Focus on Primary Health care

  • The new health policy focuses on comprehensive primary care services in grassroot level. The strengthening of primary care services will help the prevention, early detection, and management of non-communicable diseases.
  • The policy proposes a Primary Health Center (PHC) in each panchayat with facilities which include OP clinics, minor OT, labor room, basic pharmacy, laboratory services, health information collection mechanism and health education system.
  • Under E-Health, the medical details of all families residing within the limits of the PHC will be collected. This is to map the health profile of the population and take steps accordingly.
  • Tertiary hospitals will have basic specialties such as medicine, general surgery, women-child diseases, Skin, Orthopedic, Ophthalmology and ENT.
  • The medical colleges will be strictly maintained as referral centres.
  • It also advocates ‘better organic linkages’ between medical colleges and the Health Services hospitals.

Structural Changes

  • The Health Department has been bifurcated into Modern Medicine and Ayush departments under the new policy.
  • The modern medicine will have three directorates. The doctors will be divided into three cadres for serving under the new directorates.
    • Directorate of clinical services – covering all hospitals
    • Directorate of public health – which will take care of administration of hospitals and work related to public health
    • Directorate of medical education – covering medical education and colleges.
  • These will be under the Director General Health (Modern Medicine).
  • Public health activities will be brought under the District Medical Officer (Health).
  • A separate public health directorate will help in tackling public health issues including prevention and control of the infectious diseases effectively.
  • The immunisation programmes, disease control and prevention programmes which are now being carried out by the directorate of health services, will be transferred to public health directorate once it is formed.

Legislation

  • The Kerala Clinical Establishments (Registration and Regulation) Act, 2018 was already passed by Kerala Legislative assembly and came to existence on January 1, 2019. The objective of the Act is to provide for the registration and regulation of clinical establishments (public and private) to ensure that minimum standards of facilities and services provided by such establishments.
  • The Government will bring a comprehensive Kerala Public Health Act which take into account environmental, lifestyle and other issues faced by Kerala. It will replace Travancore-Cochin Public Health Act and Malabar Public Health Act.
  • As of now, the registration of medical practitioners in Travancore-Cochin region is under Travancore-Cochin Medical Practitioners Act (1953) and those in Malabar region are under Madras Medical Practitioners Act (1914). While the former allow medical practitioners in all medicine systems, the latter allow only modern medicine. The Government will bring Kerala Unified Medical Practitioners Act to tackle this problem.
  • Nurses and Midwives Act 1953 will be modified to allow nursing teachers to participate in health care and treatments.
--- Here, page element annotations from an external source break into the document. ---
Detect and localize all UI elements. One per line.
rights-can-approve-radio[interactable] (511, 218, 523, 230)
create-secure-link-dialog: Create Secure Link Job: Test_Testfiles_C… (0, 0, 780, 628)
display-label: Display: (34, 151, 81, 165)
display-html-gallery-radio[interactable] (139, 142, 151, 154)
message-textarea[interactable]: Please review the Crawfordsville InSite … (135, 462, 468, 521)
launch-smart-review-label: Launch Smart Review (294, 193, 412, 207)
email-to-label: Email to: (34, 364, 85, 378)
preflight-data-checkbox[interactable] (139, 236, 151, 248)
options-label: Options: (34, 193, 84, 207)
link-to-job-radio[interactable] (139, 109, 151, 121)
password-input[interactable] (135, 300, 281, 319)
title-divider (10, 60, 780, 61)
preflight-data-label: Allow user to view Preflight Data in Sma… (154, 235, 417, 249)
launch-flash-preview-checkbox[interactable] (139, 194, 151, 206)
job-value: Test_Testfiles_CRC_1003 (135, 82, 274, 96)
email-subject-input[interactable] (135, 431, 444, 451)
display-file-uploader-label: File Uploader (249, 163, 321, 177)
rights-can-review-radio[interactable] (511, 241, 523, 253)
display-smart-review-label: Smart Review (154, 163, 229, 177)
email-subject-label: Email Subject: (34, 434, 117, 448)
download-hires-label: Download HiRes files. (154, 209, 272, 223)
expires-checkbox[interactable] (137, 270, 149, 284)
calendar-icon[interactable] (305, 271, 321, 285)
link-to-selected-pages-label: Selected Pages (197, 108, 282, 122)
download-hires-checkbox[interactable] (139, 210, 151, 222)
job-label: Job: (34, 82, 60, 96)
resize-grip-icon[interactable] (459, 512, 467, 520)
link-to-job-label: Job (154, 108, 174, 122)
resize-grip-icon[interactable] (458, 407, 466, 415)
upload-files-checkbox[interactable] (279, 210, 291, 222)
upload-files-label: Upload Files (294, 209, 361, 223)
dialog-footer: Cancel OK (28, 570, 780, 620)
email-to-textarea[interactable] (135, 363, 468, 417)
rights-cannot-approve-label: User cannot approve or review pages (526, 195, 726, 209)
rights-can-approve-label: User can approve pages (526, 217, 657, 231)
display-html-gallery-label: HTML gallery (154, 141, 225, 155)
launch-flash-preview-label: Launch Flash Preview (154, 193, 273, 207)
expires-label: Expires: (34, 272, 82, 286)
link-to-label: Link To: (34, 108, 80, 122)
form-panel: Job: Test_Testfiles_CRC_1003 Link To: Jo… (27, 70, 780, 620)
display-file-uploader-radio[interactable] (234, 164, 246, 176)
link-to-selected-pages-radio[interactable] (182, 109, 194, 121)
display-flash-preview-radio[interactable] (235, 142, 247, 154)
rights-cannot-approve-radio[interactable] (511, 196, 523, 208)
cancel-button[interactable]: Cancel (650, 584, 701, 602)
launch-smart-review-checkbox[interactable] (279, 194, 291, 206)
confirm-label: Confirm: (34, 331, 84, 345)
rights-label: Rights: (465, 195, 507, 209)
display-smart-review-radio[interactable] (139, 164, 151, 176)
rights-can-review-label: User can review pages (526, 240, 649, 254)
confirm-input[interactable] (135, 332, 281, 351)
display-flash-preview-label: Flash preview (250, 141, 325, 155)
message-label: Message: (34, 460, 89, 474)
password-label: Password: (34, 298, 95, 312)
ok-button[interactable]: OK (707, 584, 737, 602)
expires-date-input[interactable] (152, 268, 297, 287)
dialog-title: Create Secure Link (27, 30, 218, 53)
This will make them more qualified teachers.

Other Provisions

  • Multi Disciplinary Research Units (DRU) will be established in all government medical colleges with the help of Department of Health Research, Government of India.
  • The appointment of nurses, technicians and pharmacists would be regulated in a transparent manner.
  • Special ambulances will be deployed with trained staff in potential accident-prone zones.
  • Comprehensive trauma care facilities will be provided by pooling resources of government, private and cooperative hospitals in every 10 km area.
  • The ongoing Mrithasanjeevni programme (deceased organ donor programme) will be strengthened. Organ transplant facilities will be extended to other medical college hospitals.
  • Many of the things outlined in the policy, aimed at improving public health delivery, focussing on preventive and primary care, were already being implemented by the government through Aardram Mission.